Last week, on the one-year anniversary of the West Fertilizer plant explosion, the U.S. Chemical Safety Board released its first report on the incident. Not surprisingly, the report said that all parties involved – from the plant’s owners to government and local regulators – shared in the blame.
“[The explosion] resulted from the failure of a company to take the necessary steps to avert a preventable fire and explosion and from the inability of federal, state and local regulatory agencies to identify a serious hazard and correct it,” said U.S. Chemical Safety Board Chairman Rafael Moure-Eraso in a statement regarding the report. “McLennan County didn’t have an emergency response plan in place and the community clearly was not aware of the potential hazard at West Fertilizer.”
The report repeatedly cited a lack of fire codes as part of the problem. As noted in the document, Texas doesn’t have a fire code and small counties are prohibited from having them. “But local fire departments need fire codes to hold industrial operators accountable for safe storage and handling of chemicals,” said Moure-Eraso.

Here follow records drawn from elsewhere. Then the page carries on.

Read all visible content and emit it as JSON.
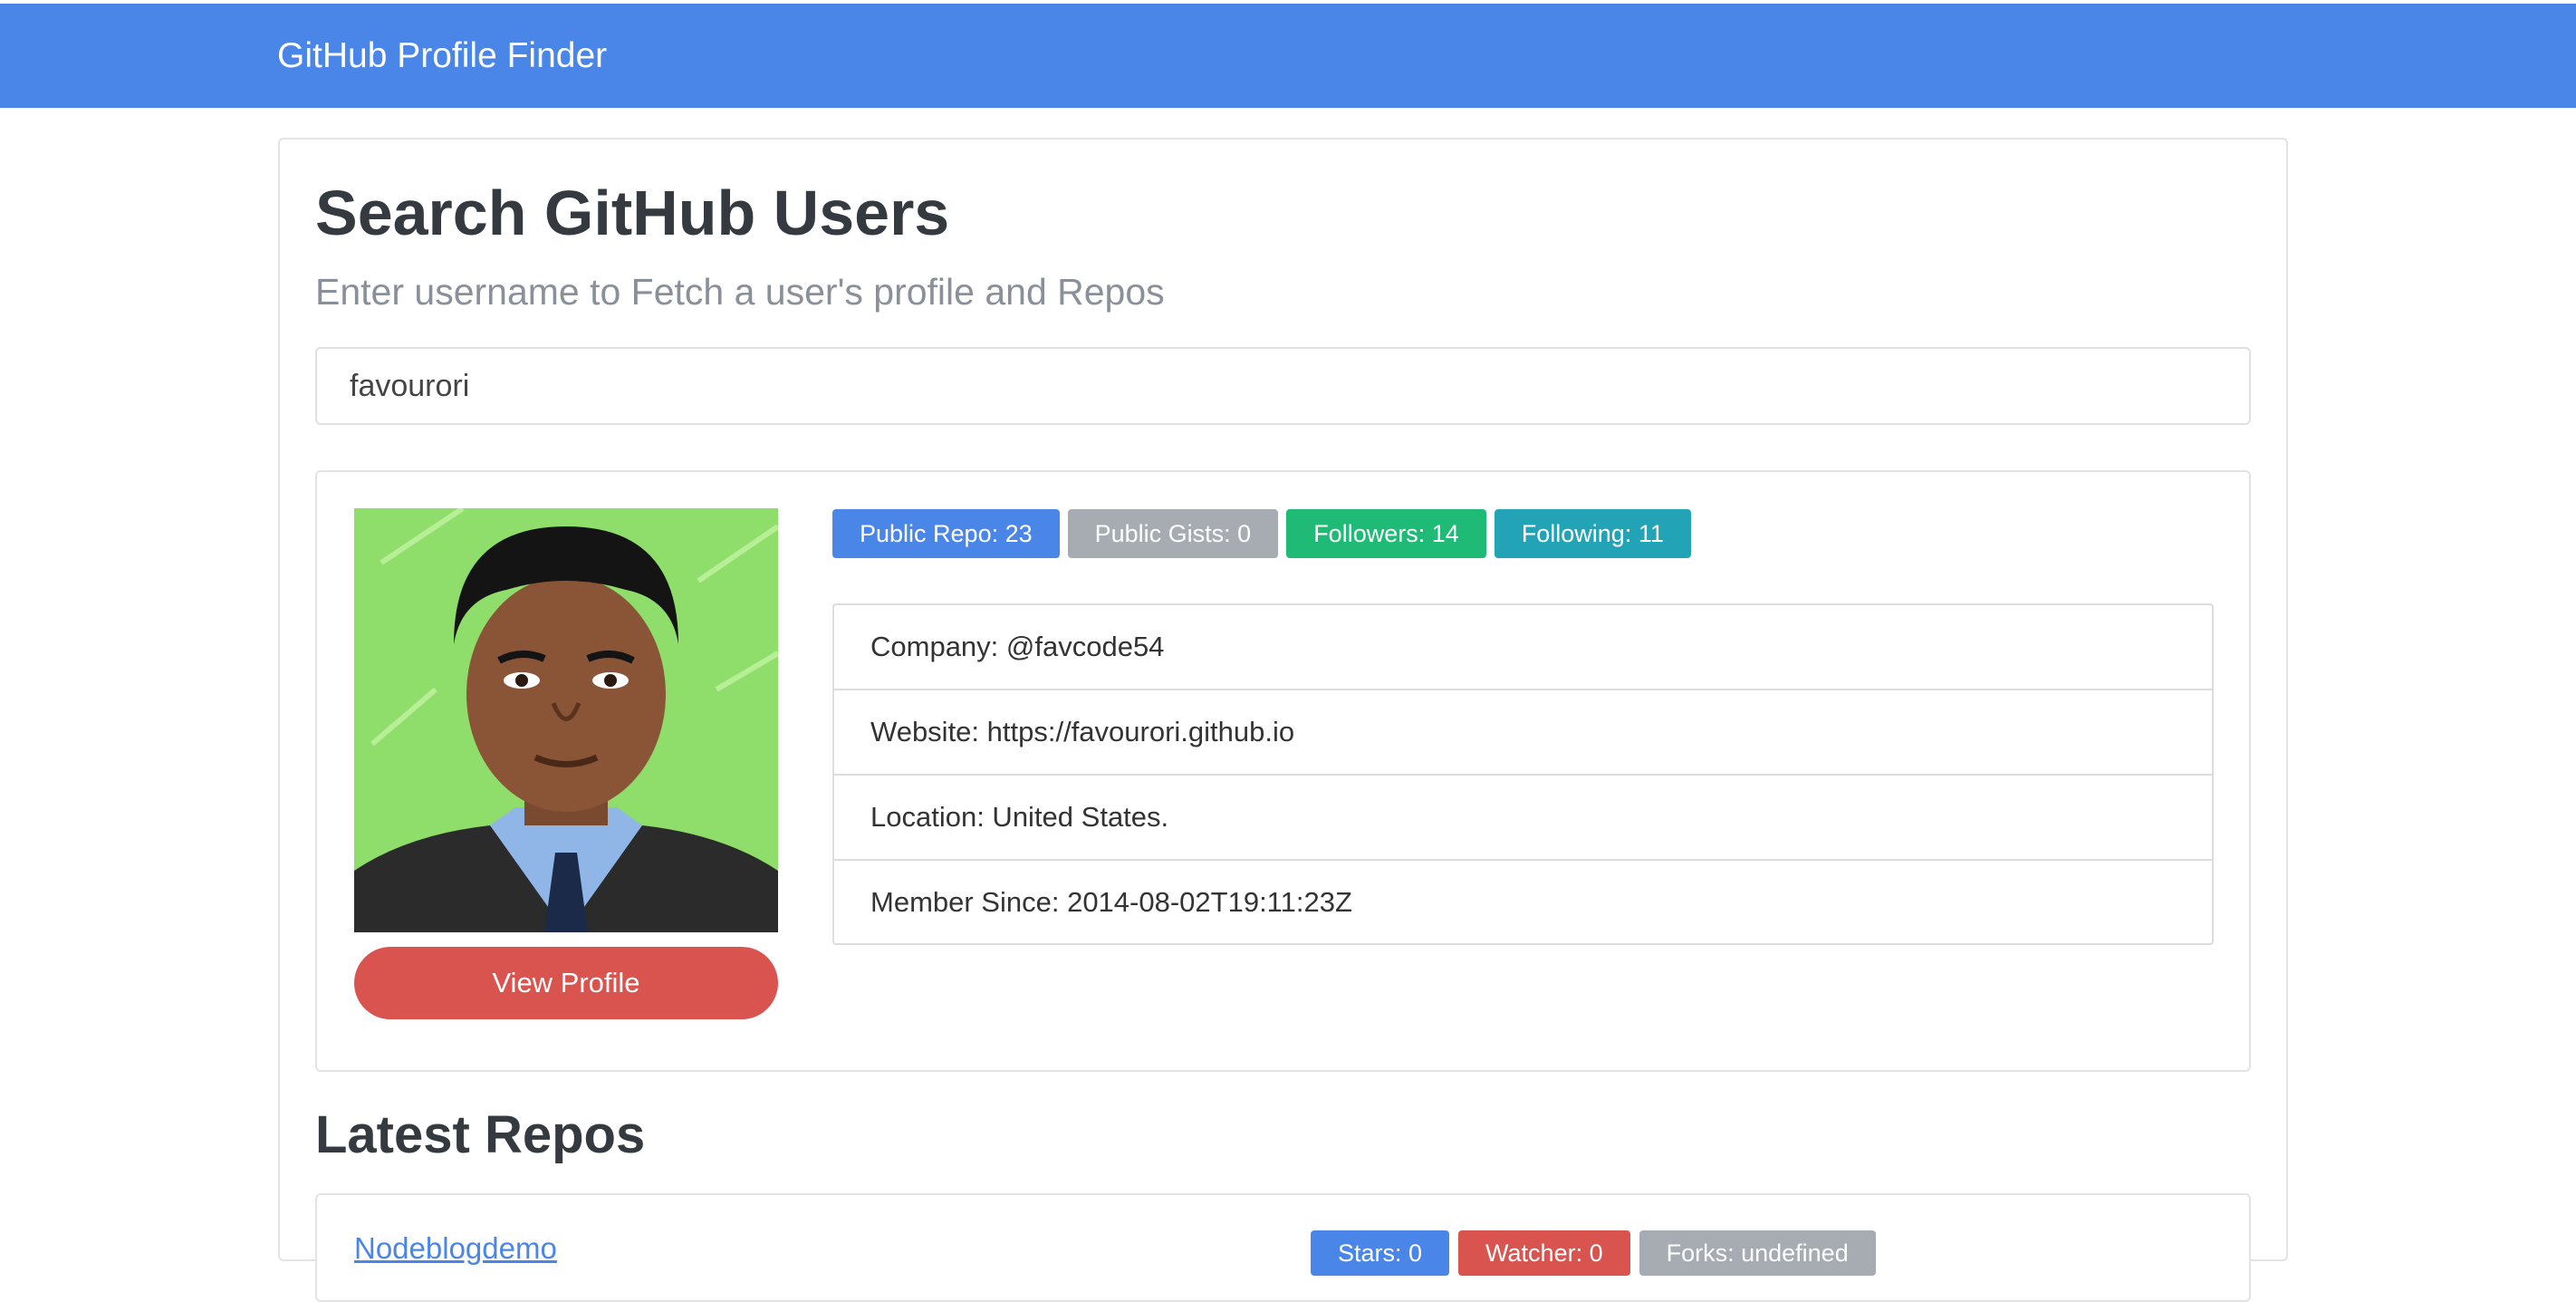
{
  "navbar": {
    "brand": "GitHub Profile Finder"
  },
  "search": {
    "title": "Search GitHub Users",
    "subtitle": "Enter username to Fetch a user's profile and Repos",
    "value": "favourori"
  },
  "profile": {
    "view_button": "View Profile",
    "badges": [
      {
        "label": "Public Repo: 23",
        "color": "#4a86e8"
      },
      {
        "label": "Public Gists: 0",
        "color": "#a6acb2"
      },
      {
        "label": "Followers: 14",
        "color": "#1fbb76"
      },
      {
        "label": "Following: 11",
        "color": "#22a4b6"
      }
    ],
    "details": [
      "Company: @favcode54",
      "Website: https://favourori.github.io",
      "Location: United States.",
      "Member Since: 2014-08-02T19:11:23Z"
    ]
  },
  "repos": {
    "title": "Latest Repos",
    "items": [
      {
        "name": "Nodeblogdemo",
        "stars": "Stars: 0",
        "watchers": "Watcher: 0",
        "forks": "Forks: undefined"
      }
    ]
  }
}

According to the report, there are more than 1,300 facilities across the U.S. that store ammonium nitrate. It lauded associations such as The Fertilizer Institute for its establishing guidelines for the storage and transportation of ammonium nitrate, but called on all states and counties to likewise update their guidelines.
“The state of Texas, McLennan County, the Occupational Safety and Health Administration and EPA have work to do because this hazard exists in hundreds of locations across the U.S.,” said Moure-Eraso. “However, it is important to note that there is no substitute for an efficient regulatory system that ensures that all companies are operating to the same high standards. We cannot depend on voluntary compliance.”
This undoubtedly is the first of many such reports on West Fertilizer that will appear in the coming months. How we respond as an industry to these calls for change will be very important.